My fiancé’s married sister died four years ago. Her daughter, now nine-years-old, lives eight hours away from the rest of our family.
Her father’s very condescending towards his late-wife’s family.
We all attend major holidays at the parent’s home, but at Thanksgiving I ended up crying due to his criticism of our parenting of our two-year-old.
My fiancé warns me to say nothing, because his parents fear they won’t be able to see their granddaughter if we upset him.
He’s confined to a wheel chair with cerebral palsy. I believe his nasty attitude relates to his history with his in-laws plus a lack of self-esteem.
Yet I’m afraid that next time I’ll be unable to refrain from speaking out about his behaviour.
I’d initially said I didn’t want to attend functions with him there anymore.
My sister-in-law is also uncomfortable with his conduct towards the family and wanted to speak privately to him.
But the parents seem more concerned with pandering to this volatile son-in-law.
Should I assert myself as I normally would, or respect the in-laws’ wishes and allow him to continue being rude in front of the children?
My fiancé still wants to see his niece but her father won't allow her to visit without him being present.
Nasty Relative
Consider the most important people in this difficult family scenario: First, is the young girl who’s lost her mother. Next, are the grandparents desperately trying to keep contact with the girl and fulfill their responsibility to their daughter.

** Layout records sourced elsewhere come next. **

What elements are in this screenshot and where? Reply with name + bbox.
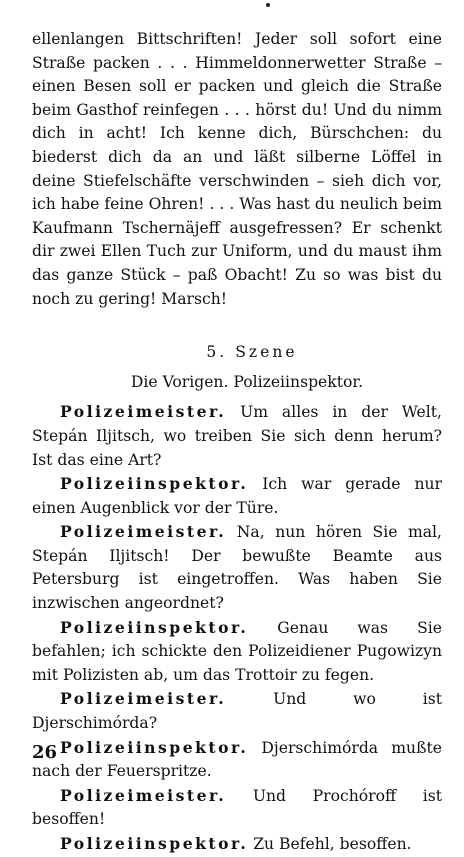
dialogue-line — [32, 616, 442, 688]
dialogue-line — [32, 687, 442, 735]
line-text: Na, nun hören Sie mal, Stepán Iljitsch! Der bewußte Beamte aus Petersburg ist eingetroffen. Was haben Sie inzwischen angeordnet? — [32, 523, 443, 613]
dialogue-line — [32, 472, 442, 520]
speaker-name: Polizeimeister. — [60, 522, 227, 542]
speaker-name: Polizeimeister. — [60, 689, 227, 709]
line-text: Genau was Sie befahlen; ich schickte den Polizeidiener Pugowizyn mit Polizisten ab, um das Trottoir zu fegen. — [32, 618, 442, 684]
dialogue-line — [32, 400, 442, 472]
speaker-name: Polizeiinspektor. — [60, 474, 249, 494]
speaker-name: Polizeimeister. — [60, 785, 227, 805]
speaker-name: Polizeiinspektor. — [60, 737, 249, 757]
speaker-name: Polizeiinspektor. — [60, 617, 249, 637]
line-text: Und wo ist Djerschimórda? — [32, 690, 442, 733]
line-text: Um alles in der Welt, Stepán Iljitsch, wo treiben Sie sich denn herum? Ist das eine Art? — [32, 403, 442, 469]
line-text: Zu Befehl, besoffen. — [253, 835, 412, 853]
dialogue-line — [32, 784, 442, 832]
page-body — [32, 28, 442, 857]
line-text: Djerschimórda mußte nach der Feuerspritze. — [32, 738, 442, 781]
dialogue-line — [32, 832, 442, 857]
scene-people: Die Vorigen. Polizeiinspektor. — [130, 372, 364, 391]
speaker-name: Polizeimeister. — [60, 402, 227, 422]
line-text: Ich war gerade nur einen Augenblick vor der Türe. — [32, 475, 442, 517]
scene-heading — [32, 341, 442, 394]
dialogue-line — [32, 520, 442, 615]
page-number: 26 — [32, 742, 58, 763]
print-speck — [266, 3, 270, 7]
dialogue-line — [32, 736, 442, 784]
intro-paragraph: ellenlangen Bittschriften! Jeder soll sofort eine Straße packen . . . Himmeldonnerwetter Straße – einen Besen soll er packen und gleich die Straße beim Gasthof reinfegen . . . hörst du! Und du nimm dich in acht! Ich kenne dich, Bürschchen: du biederst dich da an und läßt silberne Löffel in deine Stiefelschäfte verschwinden – sieh dich vor, ich habe feine Ohren! . . . Was hast du neulich beim Kaufmann Tschernäjeff ausgefressen? Er schenkt dir zwei Ellen Tuch zur Uniform, und du maust ihm das ganze Stück – paß Obacht! Zu so was bist du noch zu gering! Marsch! — [32, 30, 442, 308]
scene-title: 5. Szene — [206, 343, 298, 362]
line-text: Und Prochóroff ist besoffen! — [32, 786, 442, 829]
speaker-name: Polizeiinspektor. — [60, 834, 249, 853]
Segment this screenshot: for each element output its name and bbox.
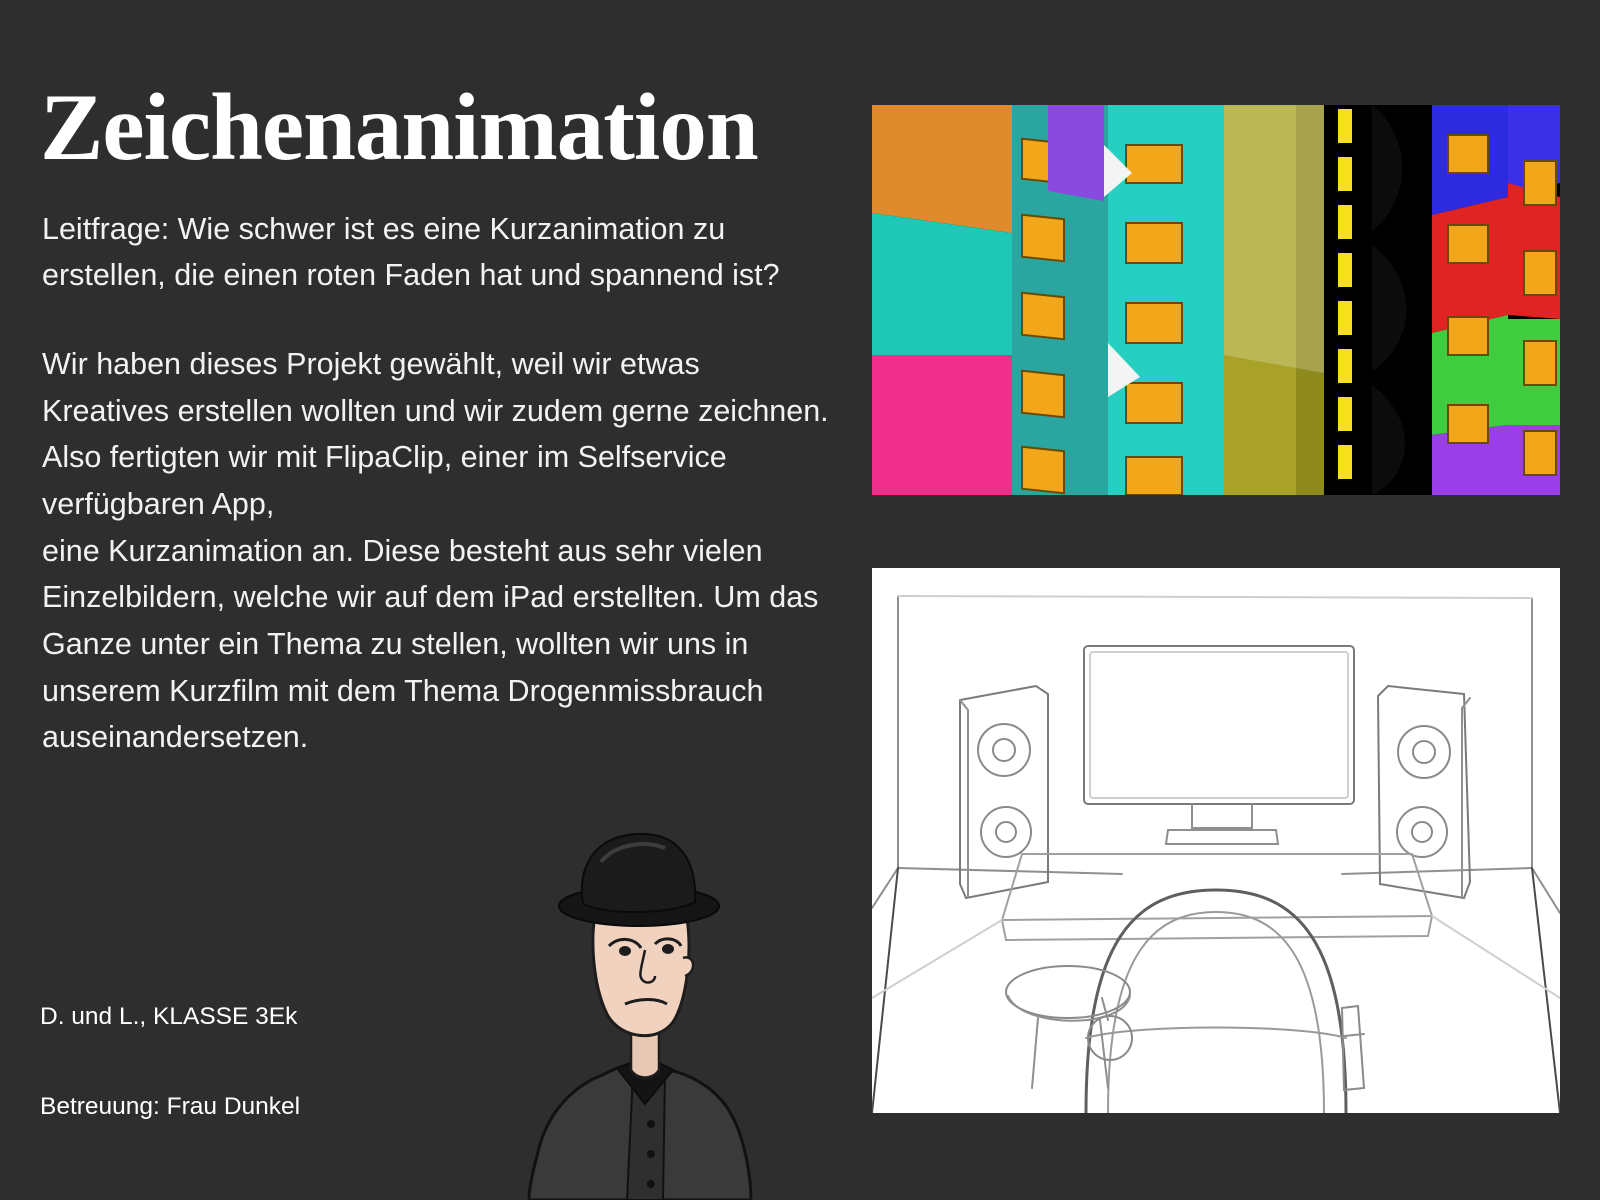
animation-frame-colored-street-scene [872,105,1560,495]
paragraph-spacer [42,299,832,341]
credits-authors: D. und L., KLASSE 3Ek [40,1003,298,1030]
left-content-column [38,74,858,761]
pencil-sketch-room-with-speakers [872,568,1560,1113]
project-description-paragraph-2: eine Kurzanimation an. Diese besteht aus sehr vielen Einzelbildern, welche wir auf dem iPad erstellten. Um das Ganze unter ein Thema zu stellen, wollten wir uns in unserem Kurzfilm mit dem Thema Drogenmissbrauch auseinandersetzen. [42,533,819,755]
leitfrage-paragraph: Leitfrage: Wie schwer ist es eine Kurzanimation zu erstellen, die einen roten Faden hat und spannend ist? [42,211,780,293]
credits-supervisor: Betreuung: Frau Dunkel [40,1093,301,1120]
character-man-with-hat-illustration [505,818,775,1200]
project-description-paragraph-1: Wir haben dieses Projekt gewählt, weil wir etwas Kreatives erstellen wollten und wir zudem gerne zeichnen. Also fertigten wir mit FlipaClip, einer im Selfservice verfügbaren App, [42,347,829,522]
page-title: Zeichenanimation [40,74,758,180]
slide-body-text [42,206,832,761]
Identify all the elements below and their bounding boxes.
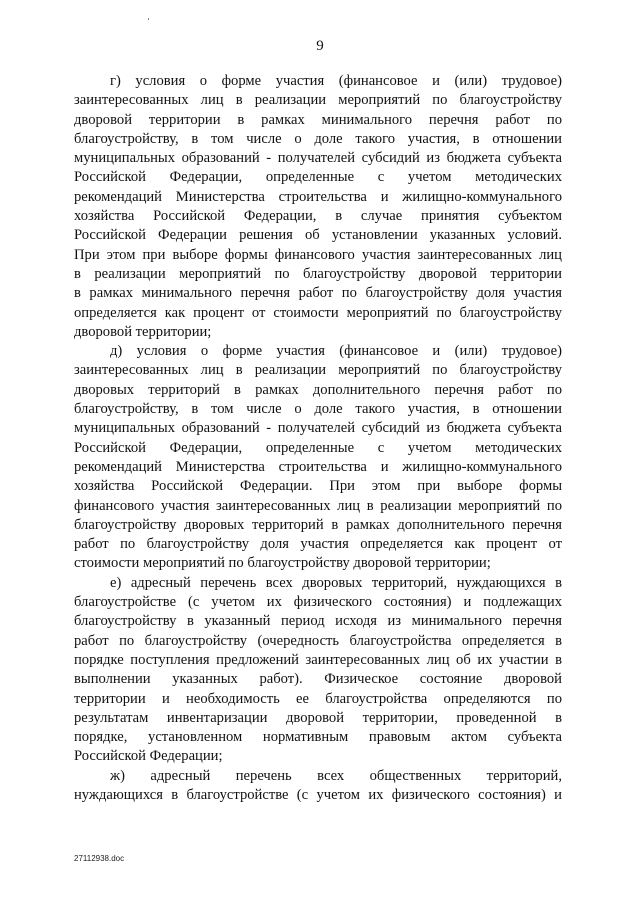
text-line: выполнении указанных работ). Физическое состояние дворовой xyxy=(74,671,562,688)
text-line: благоустройству дворовых территорий в рамках дополнительного перечня xyxy=(74,516,562,533)
text-line: заинтересованных лиц в реализации мероприятий по благоустройству xyxy=(74,92,562,109)
text-line: результатам инвентаризации дворовой территории, проведенной в xyxy=(74,709,562,726)
text-line: дворовой территории в рамках минимального перечня работ по xyxy=(74,111,562,128)
text-line: д) условия о форме участия (финансовое и (или) трудовое) xyxy=(110,343,562,360)
scan-mark xyxy=(148,18,149,20)
paragraph-d xyxy=(74,342,562,574)
text-line: порядке поступления предложений заинтересованных лиц об их участии в xyxy=(74,651,562,668)
text-line: порядке, установленном нормативным правовым актом субъекта xyxy=(74,729,562,746)
text-line: определяется как процент от стоимости мероприятий по благоустройству xyxy=(74,304,562,321)
text-line: Российской Федерации решения об установлении указанных условий. xyxy=(74,227,562,244)
text-line: При этом при выборе формы финансового участия заинтересованных лиц xyxy=(74,246,562,263)
text-line: благоустройству в указанный период исходя из минимального перечня xyxy=(74,613,562,630)
page-number: 9 xyxy=(316,38,324,54)
text-line: заинтересованных лиц в реализации мероприятий по благоустройству xyxy=(74,362,562,379)
paragraph-e xyxy=(74,574,562,767)
text-line: рекомендаций Министерства строительства и жилищно-коммунального xyxy=(74,188,562,205)
text-line: г) условия о форме участия (финансовое и (или) трудовое) xyxy=(110,73,562,89)
text-line: муниципальных образований - получателей субсидий из бюджета субъекта xyxy=(74,420,562,437)
text-line: Российской Федерации, определенные с учетом методических xyxy=(74,439,562,456)
text-line: е) адресный перечень всех дворовых территорий, нуждающихся в xyxy=(110,574,562,591)
text-line: хозяйства Российской Федерации. При этом при выборе формы xyxy=(74,478,562,495)
text-line: работ по благоустройству (очередность благоустройства определяется в xyxy=(74,632,562,649)
text-line: стоимости мероприятий по благоустройству дворовой территории; xyxy=(74,555,491,572)
text-line: дворовой территории; xyxy=(74,323,212,340)
text-line: Российской Федерации; xyxy=(74,748,223,765)
text-line: муниципальных образований - получателей субсидий из бюджета субъекта xyxy=(74,150,562,167)
text-line: ж) адресный перечень всех общественных территорий, xyxy=(110,767,562,784)
text-line: дворовых территорий в рамках дополнительного перечня работ по xyxy=(74,381,562,398)
text-line: благоустройстве (с учетом их физического состояния) и подлежащих xyxy=(74,594,562,611)
footer-filename: 27112938.doc xyxy=(74,854,125,863)
text-line: благоустройству, в том числе о доле такого участия, в отношении xyxy=(74,401,562,418)
text-line: работ по благоустройству доля участия определяется как процент от xyxy=(74,536,562,553)
text-line: рекомендаций Министерства строительства и жилищно-коммунального xyxy=(74,458,562,475)
text-line: благоустройству, в том числе о доле такого участия, в отношении xyxy=(74,130,562,147)
text-line: нуждающихся в благоустройстве (с учетом их физического состояния) и xyxy=(74,786,562,803)
text-line: хозяйства Российской Федерации, в случае принятия субъектом xyxy=(74,208,562,225)
text-line: в рамках минимального перечня работ по благоустройству доля участия xyxy=(74,285,562,302)
text-line: Российской Федерации, определенные с учетом методических xyxy=(74,169,562,186)
text-line: финансового участия заинтересованных лиц в реализации мероприятий по xyxy=(74,497,562,514)
paragraph-g xyxy=(74,72,562,342)
text-line: в реализации мероприятий по благоустройству дворовой территории xyxy=(74,265,562,282)
paragraph-zh xyxy=(74,767,562,806)
document-body xyxy=(74,72,562,805)
text-line: территории и необходимость ее благоустройства определяются по xyxy=(74,690,562,707)
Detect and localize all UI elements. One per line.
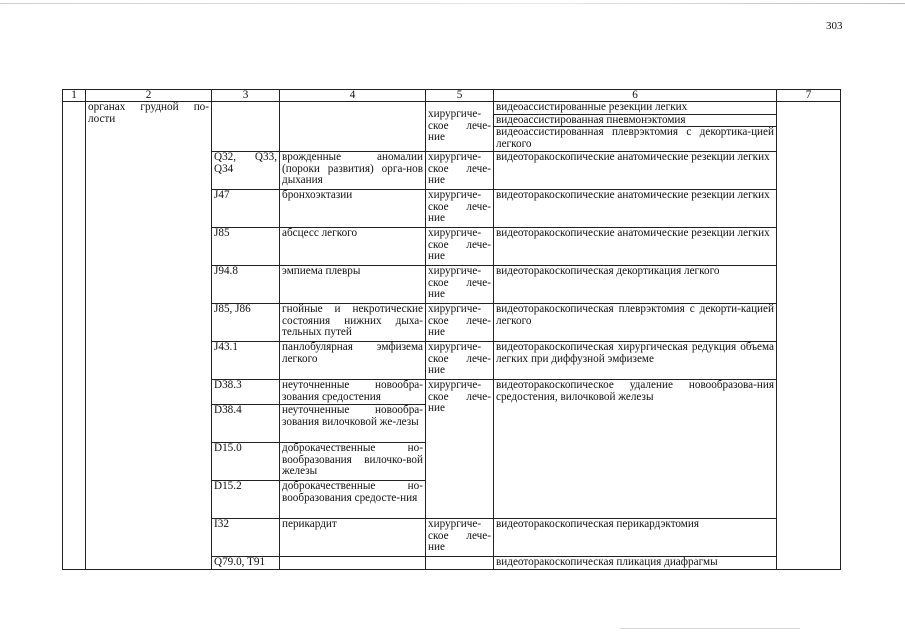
code-cell: J94.8: [212, 266, 280, 304]
diagnosis-cell: врожденные аномалии (пороки развития) орга-нов дыхания: [280, 152, 426, 190]
col-header-3: 3: [212, 90, 280, 102]
diagnosis-cell: доброкачественные но-вообразования средосте-ния: [280, 481, 426, 519]
method-cell: видеоторакоскопические анатомические резекции легких: [494, 228, 777, 266]
col1-cell: [63, 102, 86, 570]
treatment-cell: хирургиче-ское лече-ние: [426, 342, 494, 380]
group-label-cell: органах грудной по-лости: [86, 102, 212, 570]
method-cell: видеоторакоскопическое удаление новообразова-ния средостения, вилочковой железы: [494, 380, 777, 519]
code-cell: D15.0: [212, 443, 280, 481]
treatment-cell: [426, 557, 494, 570]
treatment-cell: хирургиче-ское лече-ние: [426, 228, 494, 266]
col-header-5: 5: [426, 90, 494, 102]
page-number: 303: [826, 20, 843, 32]
code-cell: [212, 102, 280, 152]
diagnosis-cell: [280, 557, 426, 570]
diagnosis-cell: неуточненные новообра-зования вилочковой же-лезы: [280, 405, 426, 443]
treatment-cell: хирургиче-ское лече-ние: [426, 152, 494, 190]
method-cell: видеоторакоскопическая перикардэктомия: [494, 519, 777, 557]
diagnosis-cell: абсцесс легкого: [280, 228, 426, 266]
method-cell: видеоторакоскопическая декортикация легкого: [494, 266, 777, 304]
treatment-cell: хирургиче-ское лече-ние: [426, 266, 494, 304]
code-cell: I32: [212, 519, 280, 557]
diagnosis-cell: гнойные и некротические состояния нижних дыха-тельных путей: [280, 304, 426, 342]
code-cell: D38.4: [212, 405, 280, 443]
diagnosis-cell: эмпиема плевры: [280, 266, 426, 304]
method-cell: видеоассистированные резекции легких: [494, 102, 777, 115]
scan-edge-line: [0, 3, 905, 4]
treatment-cell: хирургиче-ское лече-ние: [426, 519, 494, 557]
col-header-4: 4: [280, 90, 426, 102]
table-row: [63, 102, 841, 115]
code-cell: J43.1: [212, 342, 280, 380]
medical-care-table: [62, 89, 841, 570]
treatment-cell: хирургиче-ское лече-ние: [426, 190, 494, 228]
treatment-cell: хирургиче-ское лече-ние: [426, 102, 494, 152]
method-cell: видеоторакоскопические анатомические резекции легких: [494, 190, 777, 228]
code-cell: J47: [212, 190, 280, 228]
col7-cell: [777, 102, 841, 570]
method-cell: видеоторакоскопические анатомические резекции легких: [494, 152, 777, 190]
diagnosis-cell: [280, 102, 426, 152]
method-cell: видеоассистированная пневмонэктомия: [494, 114, 777, 127]
header-row: [63, 90, 841, 102]
code-cell: J85, J86: [212, 304, 280, 342]
code-cell: Q32, Q33, Q34: [212, 152, 280, 190]
col-header-2: 2: [86, 90, 212, 102]
method-cell: видеоторакоскопическая пликация диафрагмы: [494, 557, 777, 570]
treatment-cell: хирургиче-ское лече-ние: [426, 304, 494, 342]
diagnosis-cell: неуточненные новообра-зования средостения: [280, 380, 426, 405]
code-cell: Q79.0, T91: [212, 557, 280, 570]
code-cell: D15.2: [212, 481, 280, 519]
treatment-cell: хирургиче-ское лече-ние: [426, 380, 494, 519]
scan-edge-line: [620, 628, 800, 629]
method-cell: видеоторакоскопическая плеврэктомия с декорти-кацией легкого: [494, 304, 777, 342]
col-header-1: 1: [63, 90, 86, 102]
diagnosis-cell: панлобулярная эмфизема легкого: [280, 342, 426, 380]
diagnosis-cell: перикардит: [280, 519, 426, 557]
diagnosis-cell: доброкачественные но-вообразования вилочко-вой железы: [280, 443, 426, 481]
method-cell: видеоассистированная плеврэктомия с декортика-цией легкого: [494, 127, 777, 152]
code-cell: J85: [212, 228, 280, 266]
diagnosis-cell: бронхоэктазии: [280, 190, 426, 228]
col-header-6: 6: [494, 90, 777, 102]
code-cell: D38.3: [212, 380, 280, 405]
col-header-7: 7: [777, 90, 841, 102]
method-cell: видеоторакоскопическая хирургическая редукция объема легких при диффузной эмфиземе: [494, 342, 777, 380]
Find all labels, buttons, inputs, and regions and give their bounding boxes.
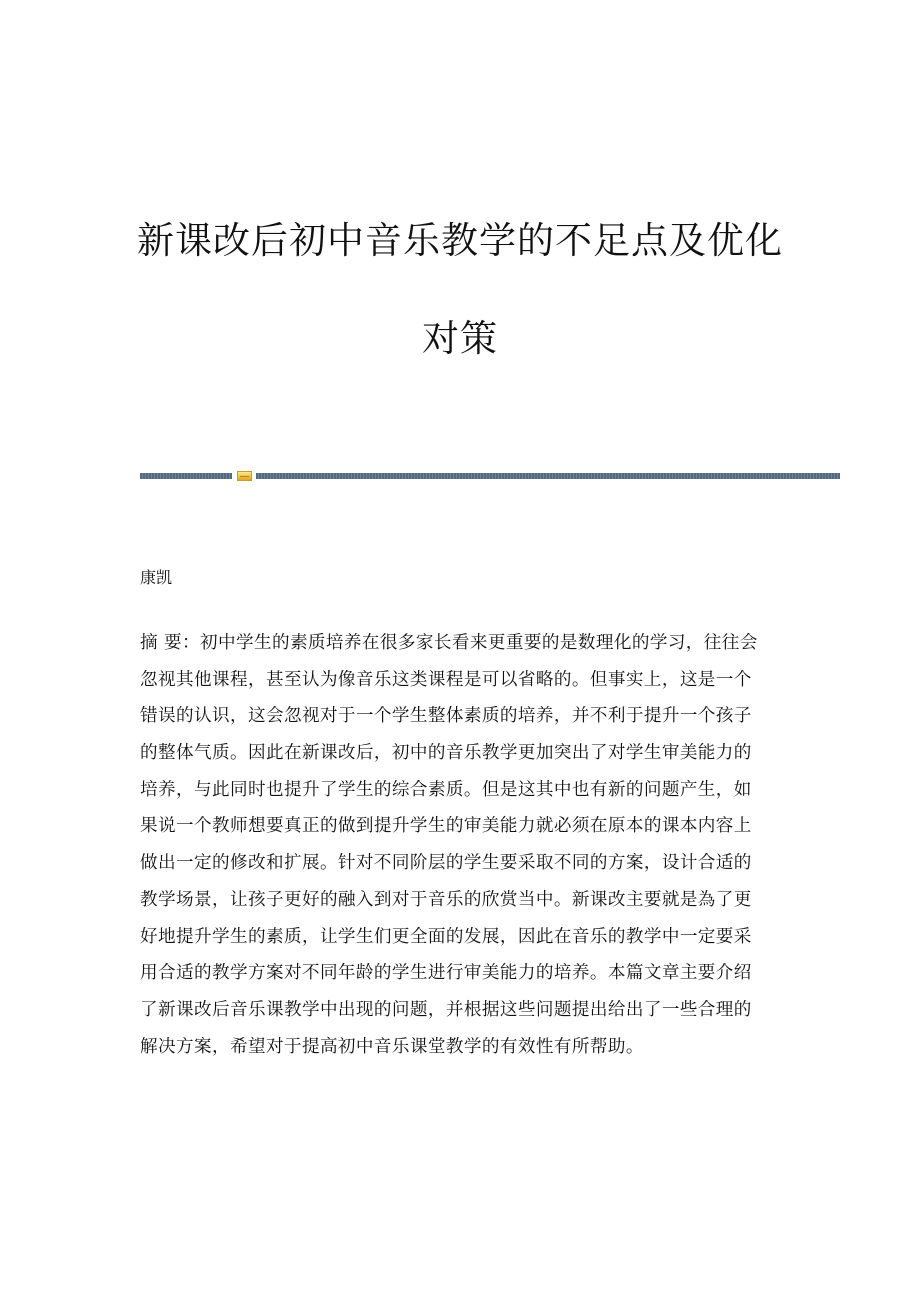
document-title-line-2: 对策	[422, 317, 498, 360]
abstract-line: 教学场景，让孩子更好的融入到对于音乐的欣赏当中。新课改主要就是為了更	[140, 889, 752, 910]
abstract-line: 培养，与此同时也提升了学生的综合素质。但是这其中也有新的问题产生，如	[140, 779, 752, 800]
document-title-line-1: 新课改后初中音乐教学的不足点及优化	[137, 219, 783, 262]
abstract-line: 做出一定的修改和扩展。针对不同阶层的学生要采取不同的方案，设计合适的	[140, 853, 752, 874]
abstract-line: 了新课改后音乐课教学中出现的问题，并根据这些问题提出给出了一些合理的	[140, 999, 752, 1020]
abstract-line: 错误的认识，这会忽视对于一个学生整体素质的培养，并不利于提升一个孩子	[140, 706, 752, 727]
divider-bar-right	[256, 473, 840, 479]
abstract-line: 解决方案，希望对于提高初中音乐课堂教学的有效性有所帮助。	[140, 1036, 644, 1057]
abstract-paragraph	[140, 625, 780, 1065]
author-name: 康凯	[140, 568, 173, 587]
abstract-line: 忽视其他课程，甚至认为像音乐这类课程是可以省略的。但事实上，这是一个	[140, 669, 752, 690]
abstract-line: 的整体气质。因此在新课改后，初中的音乐教学更加突出了对学生审美能力的	[140, 743, 752, 764]
title-divider	[140, 471, 840, 480]
abstract-line: 好地提升学生的素质，让学生们更全面的发展，因此在音乐的教学中一定要采	[140, 926, 752, 947]
abstract-line: 摘 要：初中学生的素质培养在很多家长看来更重要的是数理化的学习，往往会	[140, 633, 758, 653]
divider-ornament-icon	[237, 471, 252, 481]
abstract-line: 用合适的教学方案对不同年龄的学生进行审美能力的培养。本篇文章主要介绍	[140, 963, 752, 984]
divider-bar-left	[140, 473, 232, 479]
abstract-line: 果说一个教师想要真正的做到提升学生的审美能力就必须在原本的课本内容上	[140, 816, 752, 837]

The young children with parents present are unlikely to be affected by this man’s criticism unless he’s directly ordering them about. Your child is more affected by your reaction. You can discuss, age-appropriately, what rudeness is, and why it’s wrong and hurtful.
Unleashing retorts to the man will surely cause him to keep his daughter from these visits with the parents and her family, including your fiancé.
These occasions aren’t frequent. If you’re uncomfortable, change the subject, leave the room, and create a break for the children to learn some holiday songs, colour some cards, or just have some playtime.
My group of friends (since high school) gets together at least annually. We take weeklong trips, despite our varying financial, geographic, and family challenges.
However, one of the women (A) is somewhat disabled; another woman (B) considers A to be manipulative and attention seeking. B berates A to her face, loudly and angrily, and to the rest of us behind her back.
That friend, A, has always had health challenges, and most of us are content to accommodate… e.g. frequently waiting for her, etc. A is a good, sweet person, who has been coping with a chronic illness her whole life.
But the angry friend, B, resents special accommodations for A. Her rudeness and condescension make the longer get-togethers unpleasant for everyone.
Yet, when on her good behaviour, B can be a very interesting person.
I told A months ago that I couldn’t meet for longer than a dinner in the future because I can’t take the conflict.
I see no option than to stop attending the longer visits.
Any Better Ideas?
Your “option” rewards the bad-tempered, mean-spirited woman (B), and leaves the sweet health-challenged person (A) feeling it’s her fault that you’re not there.
Where’s the backbone in your group? Why haven’t you all told B that her behaviour’s unacceptable and ruining these get-togethers?
Tell B to shape up and stop berating this person or she’s not welcome.
Reader’s Commentary Regarding two siblings who’d exclude a third from Christmas dinner with their parents (Dec. 15):
(Ellie - Since the parents may face these same sibling grudges at Easter, I’m publishing this late reader-response.)
“Their parents might consider writing/emailing all of the siblings the same message, telling them that dividing up the family on this special day is hurtful to the parents who refuse to “side” with any one of their children.
“Therefore, they’ve decided to forego visiting with any of them on these holiday occasions.
“There’ve been divisions between myself and my own four siblings, which have usually been overcome to some extent.
“For the sake of a single visit such as Christmas, it seems strange that siblings #1 and 2 feel so strongly against having sibling #3 present.
“The parents might think that there’s no major rift between them, but their actions seem to say otherwise.”
Tip of the day:
When a huge rift is the likely from your speaking out, consider who are the people you’ll be hurting most.